Myelodysplastic syndromes

This is a neoplasm of common myeloid progenitors that retain the ability to differentiate, but do so ineffectively. This results in the replacement of bone marrow with inefficient and abnormal clonal progeny.

It may transform to AML when there is a blockage to further differentiate and mature.

This may affect any clonal progeny within the lineage of myeloid progenitors. E.g. Pseudo-Pelger Huet cells (neutrophils with just two nuclear lobes/or without nuclear segments instead of 3 to 4 lobes ).

Clinical manifestation: weakness; infection; pancytopenia. The causes may be unknown or may be due to radiotherapy or genotoxic drugs. It affects people who are 70 years and above. Overall, it has a poor prognosis.

Chronic myeloid leukemia

A tumor of maturing granulocytic precursors that causes release of mature and immature cells into the blood. There is an overwhelming infiltration of bone marrow with actively proliferating immature neutrophils, eosinophils, basophils. It affects adults between 50 and 60 yrs.

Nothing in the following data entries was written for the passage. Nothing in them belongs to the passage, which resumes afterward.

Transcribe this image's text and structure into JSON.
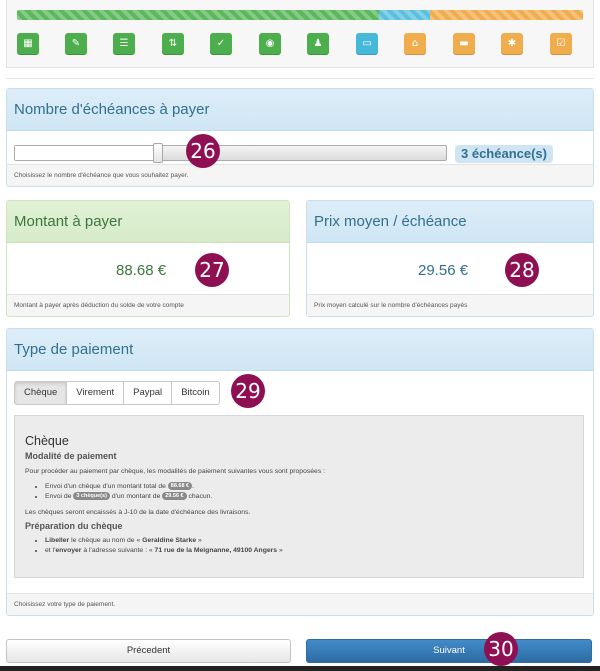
{
  "progress": {
    "segments": [
      {
        "color": "#5cb85c",
        "fraction": 0.64
      },
      {
        "color": "#5bc0de",
        "fraction": 0.09
      },
      {
        "color": "#f0ad4e",
        "fraction": 0.27
      }
    ]
  },
  "steps": [
    {
      "icon": "grid-icon",
      "glyph": "▦",
      "color": "green"
    },
    {
      "icon": "wrench-icon",
      "glyph": "✎",
      "color": "green"
    },
    {
      "icon": "list-icon",
      "glyph": "☰",
      "color": "green"
    },
    {
      "icon": "sort-icon",
      "glyph": "⇅",
      "color": "green"
    },
    {
      "icon": "check-icon",
      "glyph": "✓",
      "color": "green"
    },
    {
      "icon": "eye-icon",
      "glyph": "◉",
      "color": "green"
    },
    {
      "icon": "user-icon",
      "glyph": "♟",
      "color": "green"
    },
    {
      "icon": "card-icon",
      "glyph": "▭",
      "color": "blue"
    },
    {
      "icon": "home-icon",
      "glyph": "⌂",
      "color": "orange"
    },
    {
      "icon": "comment-icon",
      "glyph": "▬",
      "color": "orange"
    },
    {
      "icon": "asterisk-icon",
      "glyph": "✱",
      "color": "orange"
    },
    {
      "icon": "check-square-icon",
      "glyph": "☑",
      "color": "orange"
    }
  ],
  "echeances": {
    "title": "Nombre d'échéances à payer",
    "slider_fraction": 0.33,
    "badge": "3 échéance(s)",
    "footer": "Choisissez le nombre d'échéance que vous souhaitez payer."
  },
  "montant": {
    "title": "Montant à payer",
    "value": "88.68 €",
    "footer": "Montant à payer après déduction du solde de votre compte"
  },
  "prix_moyen": {
    "title": "Prix moyen / échéance",
    "value": "29.56 €",
    "footer": "Prix moyen calculé sur le nombre d'échéances payés"
  },
  "paiement": {
    "title": "Type de paiement",
    "tabs": [
      "Chèque",
      "Virement",
      "Paypal",
      "Bitcoin"
    ],
    "active_tab": "Chèque",
    "cheque": {
      "title": "Chèque",
      "modalite_title": "Modalité de paiement",
      "intro": "Pour procéder au paiement par chèque, les modalités de paiement suivantes vous sont proposées :",
      "item1_pre": "Envoi d'un chèque d'un montant total de",
      "item1_pill": "88.68 €",
      "item1_post": ".",
      "item2_pre": "Envoi de",
      "item2_pill": "3 chèque(s)",
      "item2_mid": "d'un montant de",
      "item2_pill2": "29.56 €",
      "item2_post": "chacun.",
      "encaisse": "Les chèques seront encaissés à J-10 de la date d'échéance des livraisons.",
      "prep_title": "Préparation du chèque",
      "prep1_bold": "Libeller",
      "prep1_text": "le chèque au nom de «",
      "prep1_name": "Geraldine Starke",
      "prep1_end": "»",
      "prep2_pre": "et l'",
      "prep2_bold": "envoyer",
      "prep2_text": "à l'adresse suivante : «",
      "prep2_addr": "71 rue de la Meignanne, 49100 Angers",
      "prep2_end": "»"
    },
    "footer": "Choisissez votre type de paiement."
  },
  "buttons": {
    "prev": "Précedent",
    "next": "Suivant"
  },
  "markers": [
    "26",
    "27",
    "28",
    "29",
    "30"
  ]
}
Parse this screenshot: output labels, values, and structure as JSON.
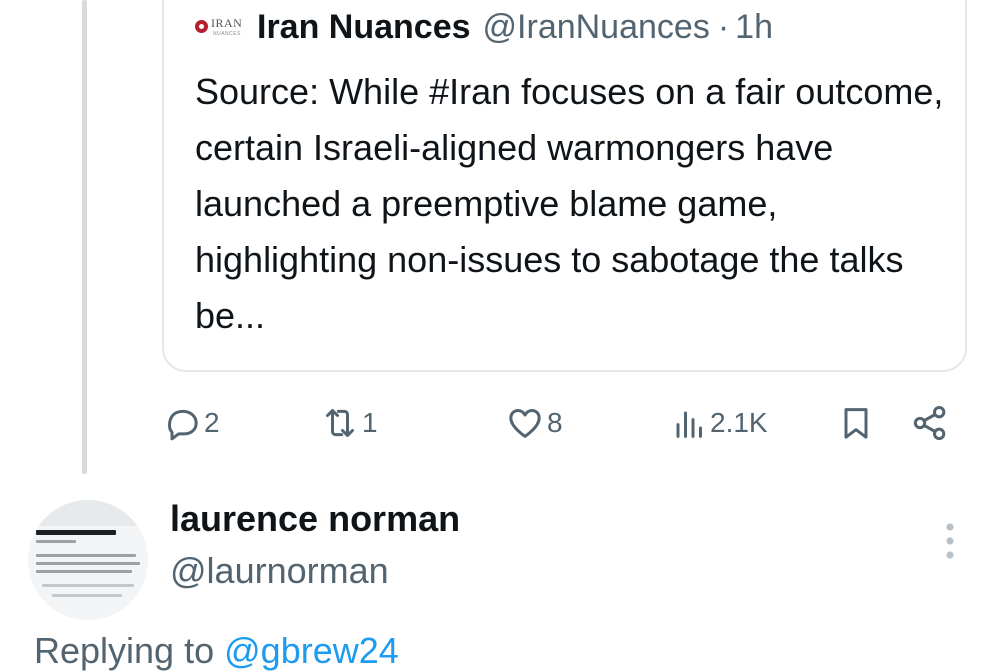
{
  "quoted_tweet": {
    "author_name": "Iran Nuances",
    "author_handle": "@IranNuances",
    "separator": "·",
    "time": "1h",
    "logo_text": "IRAN",
    "logo_subtext": "NUANCES",
    "text": "Source: While #Iran focuses on a fair outcome, certain Israeli-aligned warmongers have launched a preemptive blame game, highlighting non-issues to sabotage the talks be..."
  },
  "actions": {
    "replies": "2",
    "reposts": "1",
    "likes": "8",
    "views": "2.1K",
    "icons": [
      "reply-icon",
      "repost-icon",
      "like-icon",
      "views-icon",
      "bookmark-icon",
      "share-icon"
    ]
  },
  "reply": {
    "author_name": "laurence norman",
    "author_handle": "@laurnorman",
    "replying_prefix": "Replying to",
    "replying_to": "@gbrew24"
  },
  "colors": {
    "accent": "#1d9bf0",
    "secondary_text": "#536471",
    "primary_text": "#0f1419",
    "thread_line": "#d6dadd",
    "logo_red": "#b21f2d"
  }
}
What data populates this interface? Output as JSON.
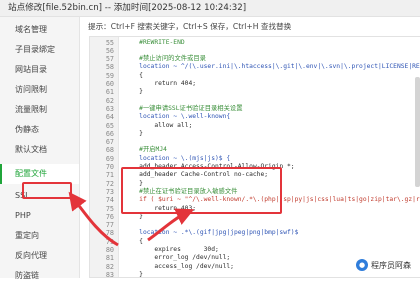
{
  "window": {
    "title": "站点修改[file.52bin.cn] -- 添加时间[2025-08-12 10:24:32]"
  },
  "sidebar": {
    "items": [
      {
        "label": "域名管理"
      },
      {
        "label": "子目录绑定"
      },
      {
        "label": "网站目录"
      },
      {
        "label": "访问限制"
      },
      {
        "label": "流量限制"
      },
      {
        "label": "伪静态"
      },
      {
        "label": "默认文档"
      },
      {
        "label": "配置文件",
        "active": true
      },
      {
        "label": "SSL"
      },
      {
        "label": "PHP"
      },
      {
        "label": "重定向"
      },
      {
        "label": "反向代理"
      },
      {
        "label": "防盗链"
      }
    ]
  },
  "editor": {
    "hint": "提示：Ctrl+F 搜索关键字，Ctrl+S 保存，Ctrl+H 查找替换",
    "lines": [
      {
        "n": "55",
        "text": "    #REWRITE-END",
        "cls": "c-comment"
      },
      {
        "n": "56",
        "text": "",
        "cls": ""
      },
      {
        "n": "57",
        "text": "    #禁止访问的文件或目录",
        "cls": "c-comment"
      },
      {
        "n": "58",
        "text": "    location ~ ^/(\\.user.ini|\\.htaccess|\\.git|\\.env|\\.svn|\\.project|LICENSE|README.md)",
        "cls": "c-key"
      },
      {
        "n": "59",
        "text": "    {",
        "cls": ""
      },
      {
        "n": "60",
        "text": "        return 404;",
        "cls": ""
      },
      {
        "n": "61",
        "text": "    }",
        "cls": ""
      },
      {
        "n": "62",
        "text": "",
        "cls": ""
      },
      {
        "n": "63",
        "text": "    #一键申请SSL证书验证目录相关设置",
        "cls": "c-comment"
      },
      {
        "n": "64",
        "text": "    location ~ \\.well-known{",
        "cls": "c-key"
      },
      {
        "n": "65",
        "text": "        allow all;",
        "cls": ""
      },
      {
        "n": "66",
        "text": "    }",
        "cls": ""
      },
      {
        "n": "67",
        "text": "",
        "cls": ""
      },
      {
        "n": "68",
        "text": "    #开启MJ4",
        "cls": "c-comment"
      },
      {
        "n": "69",
        "text": "    location ~ \\.(mjs|js)$ {",
        "cls": "c-key"
      },
      {
        "n": "70",
        "text": "    add_header Access-Control-Allow-Origin *;",
        "cls": ""
      },
      {
        "n": "71",
        "text": "    add_header Cache-Control no-cache;",
        "cls": ""
      },
      {
        "n": "72",
        "text": "    }",
        "cls": ""
      },
      {
        "n": "73",
        "text": "    #禁止在证书验证目录放入敏感文件",
        "cls": "c-comment"
      },
      {
        "n": "74",
        "text": "    if ( $uri ~ \"^/\\.well-known/.*\\.(php|jsp|py|js|css|lua|ts|go|zip|tar\\.gz|rar|7z|sql|bak)",
        "cls": "c-str"
      },
      {
        "n": "75",
        "text": "        return 403;",
        "cls": ""
      },
      {
        "n": "76",
        "text": "    }",
        "cls": ""
      },
      {
        "n": "77",
        "text": "",
        "cls": ""
      },
      {
        "n": "78",
        "text": "    location ~ .*\\.(gif|jpg|jpeg|png|bmp|swf)$",
        "cls": "c-key"
      },
      {
        "n": "79",
        "text": "    {",
        "cls": ""
      },
      {
        "n": "80",
        "text": "        expires      30d;",
        "cls": ""
      },
      {
        "n": "81",
        "text": "        error_log /dev/null;",
        "cls": ""
      },
      {
        "n": "82",
        "text": "        access_log /dev/null;",
        "cls": ""
      },
      {
        "n": "83",
        "text": "    }",
        "cls": ""
      }
    ]
  },
  "watermark": {
    "text": "程序员阿森"
  },
  "colors": {
    "accent": "#20a53a",
    "annotation": "#e3343a"
  }
}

The cause mainly includes: chromosomal translocation t (9q:22q) which forms a fusion gene transcript, BCR; ABL on the Philadelphia chromosome. This abnormality creates BCR-ABL tyrosine kinase molecules that drives uncontrollable cell proliferation and survival.

Clinical manifestation: fatigue; anemia; weight loss; anorexia; splenomegaly; left upper quadrant pain (splenic pain); leukocytosis >100,000/μl.

To diagnose, doing karyotyping to identify the BCR-ABL fusion gene is necessary. Prognosis is poor.